Pasar Perumahan Nasional Butuh Relaksasi Kebijakan
- VoxPopnews/Muhamad Solihin
Ali menilai, untuk segmen atas bisa juga diperketat, karena pada dasarnya yang terjadi aksi spekulasi besar-besaran ada di segmen atas, meskipun tidak dapat dipungkiri bahwa di segmen atas pula dapat memberikan dampak bagi pergerakan pasar perumahan pada umumnya.

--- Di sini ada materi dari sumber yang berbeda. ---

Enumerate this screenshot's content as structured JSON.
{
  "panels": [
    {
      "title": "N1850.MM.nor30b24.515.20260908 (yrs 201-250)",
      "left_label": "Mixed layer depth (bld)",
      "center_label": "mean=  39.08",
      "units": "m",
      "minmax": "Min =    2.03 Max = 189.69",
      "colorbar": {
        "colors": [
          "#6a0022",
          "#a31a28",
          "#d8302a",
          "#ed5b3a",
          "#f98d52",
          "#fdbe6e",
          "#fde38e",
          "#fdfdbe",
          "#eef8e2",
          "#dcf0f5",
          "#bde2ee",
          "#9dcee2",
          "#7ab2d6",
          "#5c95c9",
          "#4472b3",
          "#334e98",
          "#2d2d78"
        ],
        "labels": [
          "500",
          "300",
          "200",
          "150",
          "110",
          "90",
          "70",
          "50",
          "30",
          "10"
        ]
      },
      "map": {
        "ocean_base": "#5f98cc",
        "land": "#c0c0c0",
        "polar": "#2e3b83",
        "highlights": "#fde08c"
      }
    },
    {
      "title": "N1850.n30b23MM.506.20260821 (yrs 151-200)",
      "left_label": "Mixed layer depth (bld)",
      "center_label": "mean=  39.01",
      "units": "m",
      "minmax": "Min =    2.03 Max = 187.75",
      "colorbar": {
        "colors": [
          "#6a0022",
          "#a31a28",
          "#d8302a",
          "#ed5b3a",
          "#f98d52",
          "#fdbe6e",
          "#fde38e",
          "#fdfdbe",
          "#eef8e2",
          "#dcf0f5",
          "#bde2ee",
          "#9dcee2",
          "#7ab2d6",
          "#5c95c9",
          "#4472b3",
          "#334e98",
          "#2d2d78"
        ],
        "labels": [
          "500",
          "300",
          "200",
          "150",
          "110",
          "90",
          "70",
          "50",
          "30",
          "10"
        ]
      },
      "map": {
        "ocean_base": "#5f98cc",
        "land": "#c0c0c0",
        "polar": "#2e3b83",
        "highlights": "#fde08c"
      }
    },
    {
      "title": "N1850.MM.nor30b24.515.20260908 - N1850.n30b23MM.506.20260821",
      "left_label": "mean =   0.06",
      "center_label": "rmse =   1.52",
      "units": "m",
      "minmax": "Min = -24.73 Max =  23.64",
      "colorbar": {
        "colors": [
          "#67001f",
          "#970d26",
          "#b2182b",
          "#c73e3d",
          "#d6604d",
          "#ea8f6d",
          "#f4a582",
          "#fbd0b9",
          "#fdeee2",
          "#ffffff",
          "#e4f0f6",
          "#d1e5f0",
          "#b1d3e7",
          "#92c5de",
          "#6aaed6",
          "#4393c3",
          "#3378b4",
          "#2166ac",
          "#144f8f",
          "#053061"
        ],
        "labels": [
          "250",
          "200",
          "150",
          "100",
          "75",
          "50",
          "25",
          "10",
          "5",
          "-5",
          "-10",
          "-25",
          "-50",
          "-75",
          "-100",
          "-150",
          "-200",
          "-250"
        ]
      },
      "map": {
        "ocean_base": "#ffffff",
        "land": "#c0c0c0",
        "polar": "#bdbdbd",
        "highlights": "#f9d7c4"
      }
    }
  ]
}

"Satu lagi hal dirasakan mengganggu cash flow para pengembang menengah sampai bawah adalah kebijakan KPR inden yang mengharuskan pengembang menjual rumah yang sudah jadi," ujarnya.

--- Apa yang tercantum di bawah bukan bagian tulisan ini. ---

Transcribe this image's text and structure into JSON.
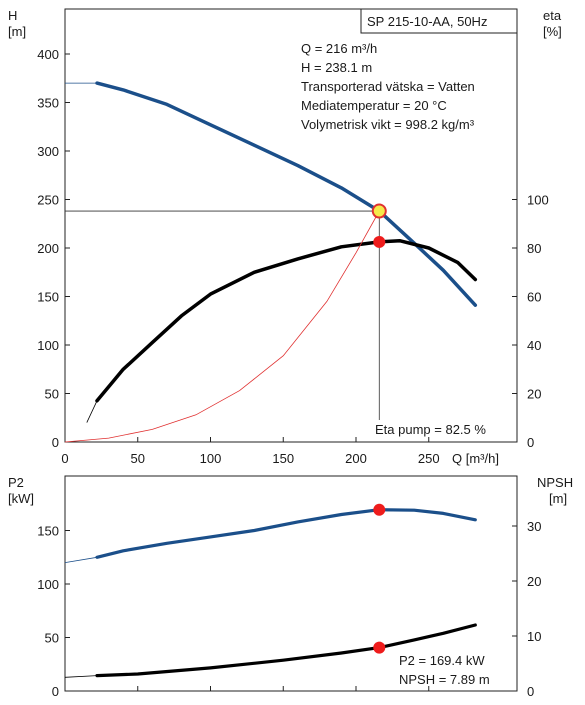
{
  "chart_data": [
    {
      "type": "line",
      "title": "SP 215-10-AA, 50Hz",
      "info_lines": [
        "Q = 216 m³/h",
        "H = 238.1 m",
        "Transporterad vätska = Vatten",
        "Mediatemperatur = 20 °C",
        "Volymetrisk vikt = 998.2 kg/m³"
      ],
      "eta_label": "Eta pump = 82.5 %",
      "xlabel": "Q [m³/h]",
      "xlim": [
        0,
        300
      ],
      "xticks": [
        "0",
        "50",
        "100",
        "150",
        "200",
        "250"
      ],
      "y_left_label": [
        "H",
        "[m]"
      ],
      "y_left_lim": [
        0,
        420
      ],
      "y_left_ticks": [
        "0",
        "50",
        "100",
        "150",
        "200",
        "250",
        "300",
        "350",
        "400"
      ],
      "y_right_label": [
        "eta",
        "[%]"
      ],
      "y_right_lim": [
        0,
        100
      ],
      "y_right_ticks": [
        "0",
        "20",
        "40",
        "60",
        "80",
        "100"
      ],
      "grid": false,
      "series": [
        {
          "axis": "left",
          "color": "#1b4f8a",
          "x": [
            0,
            22,
            40,
            70,
            100,
            130,
            160,
            190,
            216,
            240,
            260,
            282
          ],
          "y": [
            370,
            370,
            363,
            348,
            327,
            306,
            285,
            262,
            238,
            205,
            177,
            141
          ],
          "dashed_from": 0,
          "solid_from": 22
        },
        {
          "axis": "right",
          "color": "#000000",
          "x": [
            15,
            22,
            40,
            60,
            80,
            100,
            130,
            160,
            190,
            216,
            230,
            250,
            270,
            282
          ],
          "y": [
            8,
            17,
            30,
            41,
            52,
            61,
            70,
            75.5,
            80.5,
            82.5,
            83,
            80,
            74,
            67
          ],
          "dashed_from": 15,
          "solid_from": 22
        },
        {
          "axis": "left",
          "color": "#e03030",
          "x": [
            0,
            30,
            60,
            90,
            120,
            150,
            180,
            200,
            216
          ],
          "y": [
            0,
            4,
            13,
            28,
            53,
            89,
            145,
            195,
            238.1
          ],
          "role": "system curve"
        }
      ],
      "operating_point": {
        "x": 216,
        "h": 238.1,
        "eta": 82.5
      }
    },
    {
      "type": "line",
      "xlim": [
        0,
        300
      ],
      "y_left_label": [
        "P2",
        "[kW]"
      ],
      "y_left_lim": [
        0,
        180
      ],
      "y_left_ticks": [
        "0",
        "50",
        "100",
        "150"
      ],
      "y_right_label": [
        "NPSH",
        "[m]"
      ],
      "y_right_lim": [
        0,
        36
      ],
      "y_right_ticks": [
        "0",
        "10",
        "20",
        "30"
      ],
      "info_lines": [
        "P2 = 169.4 kW",
        "NPSH = 7.89 m"
      ],
      "grid": false,
      "series": [
        {
          "axis": "left",
          "color": "#1b4f8a",
          "x": [
            0,
            22,
            40,
            70,
            100,
            130,
            160,
            190,
            216,
            240,
            260,
            282
          ],
          "y": [
            120,
            125,
            131,
            138,
            144,
            150,
            158,
            165,
            169.4,
            169,
            166,
            160
          ],
          "solid_from": 22
        },
        {
          "axis": "right",
          "color": "#000000",
          "x": [
            0,
            22,
            50,
            100,
            150,
            190,
            216,
            240,
            260,
            282
          ],
          "y": [
            2.5,
            2.8,
            3.1,
            4.2,
            5.6,
            6.9,
            7.89,
            9.3,
            10.5,
            12
          ],
          "solid_from": 22
        }
      ],
      "operating_point": {
        "x": 216,
        "p2": 169.4,
        "npsh": 7.89
      }
    }
  ]
}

Dia berharap, Bank Indonesia dapat menjadi stimulus dalam menggerakkan pasar perumahan. Tentunya, relaksasi kebijakan ini bisa dibuat sementara sampai pasar telah pulih sepenuhnya.
“Dengan kondisi pasar perumahan saat ini, bukan waktunya untuk menekan sektor perumahan dengan aturan yang ketat. Pada saatnya nanti Bank Indonesia pun dapat kembali memperketat aturan ketika pasar sudah pulih,” jelas Ali.